Quels instruments de musique pour le futur ?
De nouveaux instruments de musique, pour quoi faire ? Pour créer des sons inouïs et des émotions artistiques inédites ? Innovations musicales, instrumentales et technologiques sont-elles nécessairement liées ? Ces questions en tête, nous sommes allés à la rencontre d’artistes, de chercheurs et de concepteurs qui pressentent déjà ce qu’entendront un jour nos oreilles.
Juliette Ihler & Salim Santa Lucia
Un instrument de musique, ça commence et ça finit où ?
Avant de parler des instruments du futur, un instrument, c’est quoi au juste ? Pour le compositeur Berlioz, c’est très simple, « tout corps sonore utilisé par le compositeur est un instrument de musique »1. Du garage à la cuisine, de la marmite à la poêle à frire, dès lors que l’intention du « compositeur » est musicale, n’importe quelle chose sur laquelle on peut taper ou frotter pour produire un son est potentiellement un instrument de musique.
C’est aussi l’opinion de Sven Kacirek, compositeur et percussionniste qui n’hésite pas à recourir aux murs de son appartement : « Il y a environ dix ans, j’ai été très impressionné par le son dur et puissant d’un titre du groupe Autechre. J’ai essayé de reproduire ce son avec des instruments mais je n’étais pas satisfait du résultat. Puis j’ai eu l’idée de taper sur mon mur, et d’enregistrer avec un micro adapté. Ici, le mur est devenu un instrument plus musical et approprié que mes percussions ». Il y a cependant peu de chances de trouver une entrée « mur » dans le GROVE, le dictionnaire où sont catalogués les quelques dizaines de milliers d’instruments de musique qui existent à travers le monde.
Adrien Mamou-Mani, co-directeur de l’équipe acoustique instrumentale à l’IRCAM (Institut de Recherche et Coordination Acoustique/Musique) propose quant à lui une définition plus restrictive de l’instrument de musique en opérant une distinction entre l’outil et l’instrument : « que ça soit en musique, en science ou en chirurgie, un instrument c’est quelque chose qui a été conçu pour une fonction très précise ». En l’occurrence, pour le chercheur, un instrument de musique est conçu afin d’être « le médium entre le musicien qui veut exprimer quelque chose et la musique qu’il va créer pour ce faire ». Il en va de même pour Nicolas Rasamimanana, ex chercheur à l’IRCAM et créateur du Phonotonic , quand il nous explique qu’un « instrument est quelque chose sur lequel on a le contrôle de chaque note, de chaque son, de chaque amplitude prise individuellement ». Bref, on peut essayer de planter des clous avec un violon, mais il vaut mieux essayer d’en faire de la musique.

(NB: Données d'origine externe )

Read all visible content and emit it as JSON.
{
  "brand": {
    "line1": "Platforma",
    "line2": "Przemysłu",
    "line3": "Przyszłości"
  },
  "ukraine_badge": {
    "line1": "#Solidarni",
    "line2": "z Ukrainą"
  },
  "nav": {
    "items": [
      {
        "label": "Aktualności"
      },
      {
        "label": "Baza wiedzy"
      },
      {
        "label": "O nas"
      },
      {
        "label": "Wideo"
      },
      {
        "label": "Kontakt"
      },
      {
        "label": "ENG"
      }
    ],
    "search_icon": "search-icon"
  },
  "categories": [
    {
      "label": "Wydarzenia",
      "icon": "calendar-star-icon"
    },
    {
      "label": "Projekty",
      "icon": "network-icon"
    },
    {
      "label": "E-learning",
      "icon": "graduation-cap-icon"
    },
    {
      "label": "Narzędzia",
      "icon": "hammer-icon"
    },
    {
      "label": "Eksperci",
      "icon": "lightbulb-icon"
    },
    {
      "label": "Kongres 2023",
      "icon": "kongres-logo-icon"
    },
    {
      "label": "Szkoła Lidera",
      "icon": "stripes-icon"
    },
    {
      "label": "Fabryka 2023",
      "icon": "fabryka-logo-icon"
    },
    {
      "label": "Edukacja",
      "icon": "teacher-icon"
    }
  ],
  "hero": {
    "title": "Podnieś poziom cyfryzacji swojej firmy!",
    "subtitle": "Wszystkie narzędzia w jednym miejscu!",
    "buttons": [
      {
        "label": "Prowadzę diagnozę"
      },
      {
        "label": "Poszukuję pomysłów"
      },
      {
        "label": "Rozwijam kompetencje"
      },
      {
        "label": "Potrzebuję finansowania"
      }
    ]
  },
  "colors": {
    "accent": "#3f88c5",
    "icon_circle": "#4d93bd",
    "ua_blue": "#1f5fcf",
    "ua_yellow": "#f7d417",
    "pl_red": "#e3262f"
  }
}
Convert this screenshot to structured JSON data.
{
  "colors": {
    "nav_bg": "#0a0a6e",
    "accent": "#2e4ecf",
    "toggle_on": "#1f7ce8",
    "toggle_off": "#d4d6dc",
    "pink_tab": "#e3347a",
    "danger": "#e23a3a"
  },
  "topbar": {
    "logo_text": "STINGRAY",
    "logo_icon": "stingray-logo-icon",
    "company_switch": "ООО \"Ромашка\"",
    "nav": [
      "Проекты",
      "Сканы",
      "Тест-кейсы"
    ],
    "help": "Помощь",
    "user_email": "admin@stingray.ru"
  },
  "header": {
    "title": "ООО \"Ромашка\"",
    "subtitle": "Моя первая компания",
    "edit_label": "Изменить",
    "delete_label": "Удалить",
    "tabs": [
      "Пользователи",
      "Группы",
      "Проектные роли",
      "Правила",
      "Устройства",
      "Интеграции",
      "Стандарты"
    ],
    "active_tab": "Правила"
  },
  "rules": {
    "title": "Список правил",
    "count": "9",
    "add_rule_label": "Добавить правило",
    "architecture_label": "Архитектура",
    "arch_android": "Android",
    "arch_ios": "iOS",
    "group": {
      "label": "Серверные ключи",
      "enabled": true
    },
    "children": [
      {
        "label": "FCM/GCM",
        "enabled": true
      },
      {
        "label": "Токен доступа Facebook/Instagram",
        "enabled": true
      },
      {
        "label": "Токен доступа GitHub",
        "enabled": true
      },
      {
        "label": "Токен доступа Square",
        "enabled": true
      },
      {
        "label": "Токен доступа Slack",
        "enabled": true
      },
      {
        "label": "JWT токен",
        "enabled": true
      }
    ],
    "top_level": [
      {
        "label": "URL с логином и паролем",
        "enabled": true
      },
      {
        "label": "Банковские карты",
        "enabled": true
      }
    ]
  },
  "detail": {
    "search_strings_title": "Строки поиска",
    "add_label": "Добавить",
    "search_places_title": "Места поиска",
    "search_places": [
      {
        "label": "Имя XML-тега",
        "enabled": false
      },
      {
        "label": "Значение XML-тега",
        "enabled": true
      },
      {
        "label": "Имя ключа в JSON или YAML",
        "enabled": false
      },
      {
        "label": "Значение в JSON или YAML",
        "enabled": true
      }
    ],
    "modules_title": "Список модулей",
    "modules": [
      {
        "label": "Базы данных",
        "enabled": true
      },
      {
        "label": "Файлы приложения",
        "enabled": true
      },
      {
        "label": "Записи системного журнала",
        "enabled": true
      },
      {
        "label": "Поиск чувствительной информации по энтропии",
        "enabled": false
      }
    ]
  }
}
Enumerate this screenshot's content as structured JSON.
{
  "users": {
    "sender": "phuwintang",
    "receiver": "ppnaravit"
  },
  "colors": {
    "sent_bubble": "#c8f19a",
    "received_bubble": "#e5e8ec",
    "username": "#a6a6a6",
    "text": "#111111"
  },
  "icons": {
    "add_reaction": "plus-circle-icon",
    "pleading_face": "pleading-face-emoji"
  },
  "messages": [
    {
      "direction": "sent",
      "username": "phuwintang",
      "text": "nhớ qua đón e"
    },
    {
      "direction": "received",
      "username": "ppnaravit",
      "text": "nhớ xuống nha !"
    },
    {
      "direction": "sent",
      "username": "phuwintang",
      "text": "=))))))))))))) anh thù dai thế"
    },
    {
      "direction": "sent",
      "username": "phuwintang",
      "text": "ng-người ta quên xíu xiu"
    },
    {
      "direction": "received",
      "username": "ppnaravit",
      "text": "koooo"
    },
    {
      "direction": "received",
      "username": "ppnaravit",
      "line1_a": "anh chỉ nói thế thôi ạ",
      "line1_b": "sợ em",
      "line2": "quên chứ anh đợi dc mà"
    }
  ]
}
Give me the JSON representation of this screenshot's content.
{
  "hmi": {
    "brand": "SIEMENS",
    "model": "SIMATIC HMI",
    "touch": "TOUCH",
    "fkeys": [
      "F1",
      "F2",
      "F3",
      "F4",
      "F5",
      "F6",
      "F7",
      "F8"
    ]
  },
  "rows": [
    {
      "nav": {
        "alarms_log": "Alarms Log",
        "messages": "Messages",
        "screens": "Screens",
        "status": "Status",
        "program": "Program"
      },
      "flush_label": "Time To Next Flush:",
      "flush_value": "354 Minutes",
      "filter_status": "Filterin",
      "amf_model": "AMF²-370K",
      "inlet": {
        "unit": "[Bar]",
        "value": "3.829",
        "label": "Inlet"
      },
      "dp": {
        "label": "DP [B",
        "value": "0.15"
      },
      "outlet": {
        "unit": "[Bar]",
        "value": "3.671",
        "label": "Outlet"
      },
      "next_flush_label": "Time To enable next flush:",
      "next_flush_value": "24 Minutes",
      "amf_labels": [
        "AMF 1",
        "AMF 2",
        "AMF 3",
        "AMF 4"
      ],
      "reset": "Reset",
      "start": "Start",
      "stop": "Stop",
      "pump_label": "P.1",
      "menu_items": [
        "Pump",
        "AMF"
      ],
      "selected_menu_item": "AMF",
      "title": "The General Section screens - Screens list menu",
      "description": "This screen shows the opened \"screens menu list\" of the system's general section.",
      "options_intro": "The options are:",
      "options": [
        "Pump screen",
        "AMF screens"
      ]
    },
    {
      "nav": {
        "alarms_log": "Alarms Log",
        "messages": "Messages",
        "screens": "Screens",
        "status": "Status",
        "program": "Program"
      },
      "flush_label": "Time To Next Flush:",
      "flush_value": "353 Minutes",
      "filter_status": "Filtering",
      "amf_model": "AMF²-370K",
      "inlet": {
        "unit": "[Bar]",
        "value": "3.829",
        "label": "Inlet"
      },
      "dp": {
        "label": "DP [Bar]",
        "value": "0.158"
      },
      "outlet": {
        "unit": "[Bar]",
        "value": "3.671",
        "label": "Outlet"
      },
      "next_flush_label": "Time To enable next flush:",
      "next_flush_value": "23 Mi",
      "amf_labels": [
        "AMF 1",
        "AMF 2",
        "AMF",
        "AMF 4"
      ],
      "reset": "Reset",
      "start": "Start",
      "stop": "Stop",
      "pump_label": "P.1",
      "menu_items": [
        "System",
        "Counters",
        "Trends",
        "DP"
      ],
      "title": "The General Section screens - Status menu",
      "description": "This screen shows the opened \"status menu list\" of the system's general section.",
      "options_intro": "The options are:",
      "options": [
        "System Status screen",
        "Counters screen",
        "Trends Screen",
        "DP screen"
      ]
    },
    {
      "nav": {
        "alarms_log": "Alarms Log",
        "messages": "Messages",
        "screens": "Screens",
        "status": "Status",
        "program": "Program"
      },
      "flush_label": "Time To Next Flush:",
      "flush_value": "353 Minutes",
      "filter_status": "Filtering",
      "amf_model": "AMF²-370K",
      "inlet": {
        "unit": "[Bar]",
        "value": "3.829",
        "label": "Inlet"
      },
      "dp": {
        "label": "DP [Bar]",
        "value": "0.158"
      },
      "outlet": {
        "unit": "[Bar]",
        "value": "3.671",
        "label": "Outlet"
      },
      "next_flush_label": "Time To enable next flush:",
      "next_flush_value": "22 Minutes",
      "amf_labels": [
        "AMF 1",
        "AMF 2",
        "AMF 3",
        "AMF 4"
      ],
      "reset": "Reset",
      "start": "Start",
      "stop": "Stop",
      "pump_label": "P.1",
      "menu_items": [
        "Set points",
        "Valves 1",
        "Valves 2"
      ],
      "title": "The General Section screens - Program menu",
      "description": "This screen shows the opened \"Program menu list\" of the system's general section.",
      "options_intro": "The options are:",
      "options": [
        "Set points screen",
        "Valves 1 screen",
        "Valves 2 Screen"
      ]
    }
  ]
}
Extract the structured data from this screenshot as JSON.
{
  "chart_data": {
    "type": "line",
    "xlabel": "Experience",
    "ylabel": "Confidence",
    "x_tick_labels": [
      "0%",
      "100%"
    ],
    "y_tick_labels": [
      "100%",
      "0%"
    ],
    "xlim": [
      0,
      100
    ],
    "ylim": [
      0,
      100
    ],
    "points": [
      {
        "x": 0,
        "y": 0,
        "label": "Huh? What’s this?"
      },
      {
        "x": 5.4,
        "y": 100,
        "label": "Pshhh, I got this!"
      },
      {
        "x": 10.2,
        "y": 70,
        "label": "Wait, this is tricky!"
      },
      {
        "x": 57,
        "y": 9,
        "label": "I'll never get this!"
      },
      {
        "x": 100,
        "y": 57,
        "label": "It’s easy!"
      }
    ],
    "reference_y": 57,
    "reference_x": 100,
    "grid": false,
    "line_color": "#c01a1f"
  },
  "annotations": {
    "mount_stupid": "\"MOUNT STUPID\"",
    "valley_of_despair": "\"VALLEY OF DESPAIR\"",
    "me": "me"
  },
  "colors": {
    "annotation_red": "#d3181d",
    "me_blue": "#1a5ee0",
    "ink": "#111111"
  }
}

D’une manière plus fondamentale, selon Adrien Mamou-Mani un instrument est avant tout un système qui s’étend « du geste du musicien à la musique qui va être produite, un ensemble d’objets tendus vers une même fonction ». Ainsi, par exemple, la guitare électrique n’est pas elle-même un instrument. Ce qui l’a qualifie comme tel est l’appareillage technique qui lui permet de diffuser du son : « l’instrument, c’est toute la chaîne électro mécanique et acoustique qui s’étend de la guitare jusqu’au rayonnement de l’ampli-guitare en passant par les cordes et la caisse de résonance ».
Un instrument du passé peut-il être un instrument du futur ?
La musique du futur se fera-t-elle nécessairement avec des instruments venus du futur ? Sur ce point, comme le souligne Draft Dodger, producteur de musique électronique et membre du collectif Midnight Trouble, « il n’y a pas besoin “d’instruments du futur” pour faire la musique du futur : on peut créer des sonorités incroyables et des structures ultra bizarres avec n’importe quel instrument ».
René Caussé, Directeur de l’équipe acoustique instrumentale à l’IRCAM est sur la même longueur d'ondes : « pour créer des sons nouveaux, on peut passer par de nouveaux instruments ou par une nouvelle manière de jouer d’un instrument qui existait déjà ». Trouver de nouvelles manières de souffler ou de pincer peuvent donner lieu à une nouvelle écoute d’un instrument. Ainsi de Gonzalo Rubalcaba, ce pianiste cubain dont la virtuosité et la rapidité d’exécution donne à entendre le piano d’une manière« inouïe ».
Draft Dodger quant à lui se sert essentiellement d’instruments et de machines des débuts de la house et de la techno non pour « reproduire la musique des années 80s-90s, mais pour s’inscrire dans une continuité, utiliser une palette de couleurs, évoquer une esthétique et en faire autre chose ».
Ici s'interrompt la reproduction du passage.